But this never produces a short chunk, and so if the content doesn’t divide up evenly then the last few elements will not be extracted from the intermediate state and will be lost.

We need to combine these two producers somehow: the streaming process should behave cautiously while there is still remaining input, which might influence the next output; but it should then switch to a more aggressive strategy once the input is finished, in order to flush out the contents of the intermediate state. To achieve this, we define a more general flushing stream operator:

$\displaystyle \begin{array}{@{}lcl@{}} \multicolumn{3}{@{}l@{}}{\mathit{fstream} :: (\beta \rightarrow \mathsf{Maybe}\;(\gamma,\beta)) \rightarrow (\beta \rightarrow [\gamma]) \rightarrow (\beta \rightarrow \alpha \rightarrow \beta) \rightarrow \beta \rightarrow [\alpha] \rightarrow [\gamma]} \\ \mathit{fstream}\;g\;h\;f\;b\;x &=& \mathbf{case}\;g\;b\;\mathbf{of} \\ & & \quad \begin{array}[t]{@{}lcl@{}} \mathit{Just}\;(c,b') &\rightarrow& c : \mathit{fstream}\;g\;h\;f\;b'\;x \\ \mathit{Nothing} &\rightarrow& \mathbf{case}\;x\;\mathbf{of} \\ & & \quad \begin{array}[t]{@{}lcl@{}} a:x' &\rightarrow& \mathit{fstream}\;g\;h\;f\;(f\;b\;a)\;x' \\ {[\,]} &\rightarrow& h\;b \end{array} \end{array} \end{array}$

This takes an additional argument ${h :: \beta \rightarrow [\gamma]}$; when the cautious producer ${g}$ is unproductive, and there is no remaining input to consume, it uses ${h}$ to flush out the remaining output elements from the state. Clearly, specializing to ${h\;b=[\,]}$ retrieves the original ${\mathit{stream}}$ operator.

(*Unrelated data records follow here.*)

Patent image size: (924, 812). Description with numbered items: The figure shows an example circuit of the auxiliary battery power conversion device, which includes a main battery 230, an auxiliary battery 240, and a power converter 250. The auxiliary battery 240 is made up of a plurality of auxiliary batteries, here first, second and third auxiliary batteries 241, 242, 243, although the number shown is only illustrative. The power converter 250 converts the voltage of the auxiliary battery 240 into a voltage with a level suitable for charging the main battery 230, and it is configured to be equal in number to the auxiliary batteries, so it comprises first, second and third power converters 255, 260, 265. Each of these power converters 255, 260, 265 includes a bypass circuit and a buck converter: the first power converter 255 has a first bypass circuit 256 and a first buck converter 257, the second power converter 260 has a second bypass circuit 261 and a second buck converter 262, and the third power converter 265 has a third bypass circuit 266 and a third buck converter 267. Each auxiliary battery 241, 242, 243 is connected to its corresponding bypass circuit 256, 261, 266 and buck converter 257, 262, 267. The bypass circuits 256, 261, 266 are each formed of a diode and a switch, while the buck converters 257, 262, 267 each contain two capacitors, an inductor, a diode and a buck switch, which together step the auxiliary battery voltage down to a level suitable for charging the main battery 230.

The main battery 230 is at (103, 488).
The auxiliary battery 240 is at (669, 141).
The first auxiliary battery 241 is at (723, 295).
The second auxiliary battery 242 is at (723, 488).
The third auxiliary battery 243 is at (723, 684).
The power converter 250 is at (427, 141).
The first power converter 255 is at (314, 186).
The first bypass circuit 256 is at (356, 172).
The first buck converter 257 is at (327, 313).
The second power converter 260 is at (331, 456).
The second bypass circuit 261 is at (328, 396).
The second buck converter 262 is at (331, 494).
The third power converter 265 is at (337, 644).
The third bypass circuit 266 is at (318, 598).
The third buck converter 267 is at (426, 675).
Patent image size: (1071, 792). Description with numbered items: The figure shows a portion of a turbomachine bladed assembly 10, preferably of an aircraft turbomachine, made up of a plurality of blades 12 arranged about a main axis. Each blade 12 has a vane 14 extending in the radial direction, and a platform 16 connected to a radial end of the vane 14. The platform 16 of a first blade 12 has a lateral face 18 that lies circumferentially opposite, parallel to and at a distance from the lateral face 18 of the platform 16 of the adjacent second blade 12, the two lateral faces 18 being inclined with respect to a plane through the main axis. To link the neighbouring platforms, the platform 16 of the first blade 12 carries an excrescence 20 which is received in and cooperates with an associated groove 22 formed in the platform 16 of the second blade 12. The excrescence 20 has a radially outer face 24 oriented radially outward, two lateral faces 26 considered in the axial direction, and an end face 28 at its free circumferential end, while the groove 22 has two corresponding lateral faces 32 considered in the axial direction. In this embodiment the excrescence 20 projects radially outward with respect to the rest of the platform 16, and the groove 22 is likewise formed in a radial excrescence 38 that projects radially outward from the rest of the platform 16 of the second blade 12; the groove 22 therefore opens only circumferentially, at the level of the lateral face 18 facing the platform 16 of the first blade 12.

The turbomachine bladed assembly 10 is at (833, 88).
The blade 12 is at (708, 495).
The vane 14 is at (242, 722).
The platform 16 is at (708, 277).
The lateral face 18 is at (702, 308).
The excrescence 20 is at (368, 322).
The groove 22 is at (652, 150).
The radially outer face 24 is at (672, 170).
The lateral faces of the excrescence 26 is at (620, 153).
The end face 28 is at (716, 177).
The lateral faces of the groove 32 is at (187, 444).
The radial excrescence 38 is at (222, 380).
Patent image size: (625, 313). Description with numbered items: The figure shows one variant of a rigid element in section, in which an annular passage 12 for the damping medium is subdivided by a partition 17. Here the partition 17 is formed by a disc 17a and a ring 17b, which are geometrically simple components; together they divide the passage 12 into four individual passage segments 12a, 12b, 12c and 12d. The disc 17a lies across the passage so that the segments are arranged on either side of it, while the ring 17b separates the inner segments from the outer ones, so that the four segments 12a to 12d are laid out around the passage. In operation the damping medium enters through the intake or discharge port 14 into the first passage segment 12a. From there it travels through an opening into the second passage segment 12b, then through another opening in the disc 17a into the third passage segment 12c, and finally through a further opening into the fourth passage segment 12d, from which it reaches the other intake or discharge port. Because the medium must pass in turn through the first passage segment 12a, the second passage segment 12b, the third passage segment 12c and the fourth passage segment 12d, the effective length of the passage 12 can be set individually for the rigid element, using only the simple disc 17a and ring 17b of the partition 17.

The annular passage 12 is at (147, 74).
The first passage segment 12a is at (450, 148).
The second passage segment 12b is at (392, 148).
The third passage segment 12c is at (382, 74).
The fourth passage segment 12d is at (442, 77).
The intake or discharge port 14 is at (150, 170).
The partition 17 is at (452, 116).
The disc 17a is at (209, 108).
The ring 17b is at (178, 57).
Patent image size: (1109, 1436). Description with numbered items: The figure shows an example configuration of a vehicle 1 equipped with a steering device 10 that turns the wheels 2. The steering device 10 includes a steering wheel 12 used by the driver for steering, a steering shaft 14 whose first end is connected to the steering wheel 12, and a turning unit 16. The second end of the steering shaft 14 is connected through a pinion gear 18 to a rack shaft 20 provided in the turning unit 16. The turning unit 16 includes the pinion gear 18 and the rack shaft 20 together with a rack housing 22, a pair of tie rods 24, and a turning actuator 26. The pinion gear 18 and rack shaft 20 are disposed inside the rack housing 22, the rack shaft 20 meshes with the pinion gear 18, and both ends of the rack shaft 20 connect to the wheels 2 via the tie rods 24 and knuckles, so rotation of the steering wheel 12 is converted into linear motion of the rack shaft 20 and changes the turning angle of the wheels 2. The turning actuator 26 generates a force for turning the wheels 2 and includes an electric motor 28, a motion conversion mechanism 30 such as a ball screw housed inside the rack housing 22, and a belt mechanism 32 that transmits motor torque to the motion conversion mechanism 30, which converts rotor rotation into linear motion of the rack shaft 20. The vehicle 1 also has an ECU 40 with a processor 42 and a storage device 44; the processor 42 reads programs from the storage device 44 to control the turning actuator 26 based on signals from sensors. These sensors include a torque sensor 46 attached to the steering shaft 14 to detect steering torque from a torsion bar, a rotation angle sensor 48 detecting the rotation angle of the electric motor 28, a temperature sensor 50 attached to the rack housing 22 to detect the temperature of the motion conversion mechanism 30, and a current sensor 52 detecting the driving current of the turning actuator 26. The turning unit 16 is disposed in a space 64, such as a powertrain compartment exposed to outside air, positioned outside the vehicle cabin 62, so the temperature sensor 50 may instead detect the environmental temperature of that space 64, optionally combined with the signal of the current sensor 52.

The corresponding metamorphism uses an apomorphism in place of the unfold. Define

$\displaystyle \begin{array}{@{}lcl@{}} \mathit{apo} &::& (\beta \rightarrow \mathsf{Maybe}\;(\gamma,\beta)) \rightarrow (\beta \rightarrow [\gamma]) \rightarrow \beta \rightarrow [\gamma] \\ \mathit{apo}\;g\;h\;b &=& \mathbf{case}\;g\;b\;\mathbf{of} \\ & & \quad \begin{array}[t]{@{}lcl@{}} \mathit{Just}\;(c,b') &\rightarrow& c : \mathit{apo}\;g\;h\;b' \\ \mathit{Nothing} &\rightarrow& h\;b \end{array} \end{array}$

Then ${\mathit{apo}\;g\;h}$ behaves like ${\mathit{unfoldr}\;g}$, except that if and when ${g}$ stops being productive it finishes up by applying ${h}$ to the final state. Similarly, define flushing metamorphisms:

$\displaystyle \mathit{fmeta}\;g\;h\;f\;b = \mathit{apo}\;g\;h \cdot \mathit{foldl}\;f\;b$

Then we have

$\displaystyle \mathit{fstream}\;g\;h\;f\;b\;x = \mathit{fmeta}\;g\;h\;f\;b\;x$

for all finite lists ${x}$ if the streaming condition holds for ${f}$ and ${g}$. In particular,

$\displaystyle \begin{array}{@{}lcl@{}} \mathit{regroup}\;n\;\mathit{xs} &=& \mathit{fmeta}\;(\mathit{chunk'}\;n)\;(\mathit{unfoldr}\;(\mathit{chunk}\;n))\;(\mathbin{{+}\!\!\!{+}})\;[\,]\;\mathit{xs} \\ &=& \mathit{fstream}\;(\mathit{chunk'}\;n)\;(\mathit{unfoldr}\;(\mathit{chunk}\;n))\;(\mathbin{{+}\!\!\!{+}})\;[\,]\;\mathit{xs} \end{array}$

on finite inputs ${\mathit{xs}}$: the streaming condition does hold for ${\mathbin{{+}\!\!\!{+}}}$ and the more cautious ${\mathit{chunk'}\;n}$, and once the input has been exhausted, the process can switch to the more aggressive ${\mathit{chunk}\;n}$.

## Infinite input

The main advantage of streaming is that it can allow the change-of-representation process also to work on infinite inputs. With the plain metamorphism, this is not possible: the ${\mathit{foldl}}$ will yield no result on an infinite input, and so the ${\mathit{unfoldr}}$ will never get started, but the ${\mathit{stream}}$ may be able to produce some outputs before having consumed all the inputs. For example, the streaming version of ${\mathit{regroup}\;n}$ also works for infinite lists, providing that the input does not end with an infinite tail of empty lists. And of course, if the input never runs out, then there is no need ever to switch to the more aggressive flushing phase.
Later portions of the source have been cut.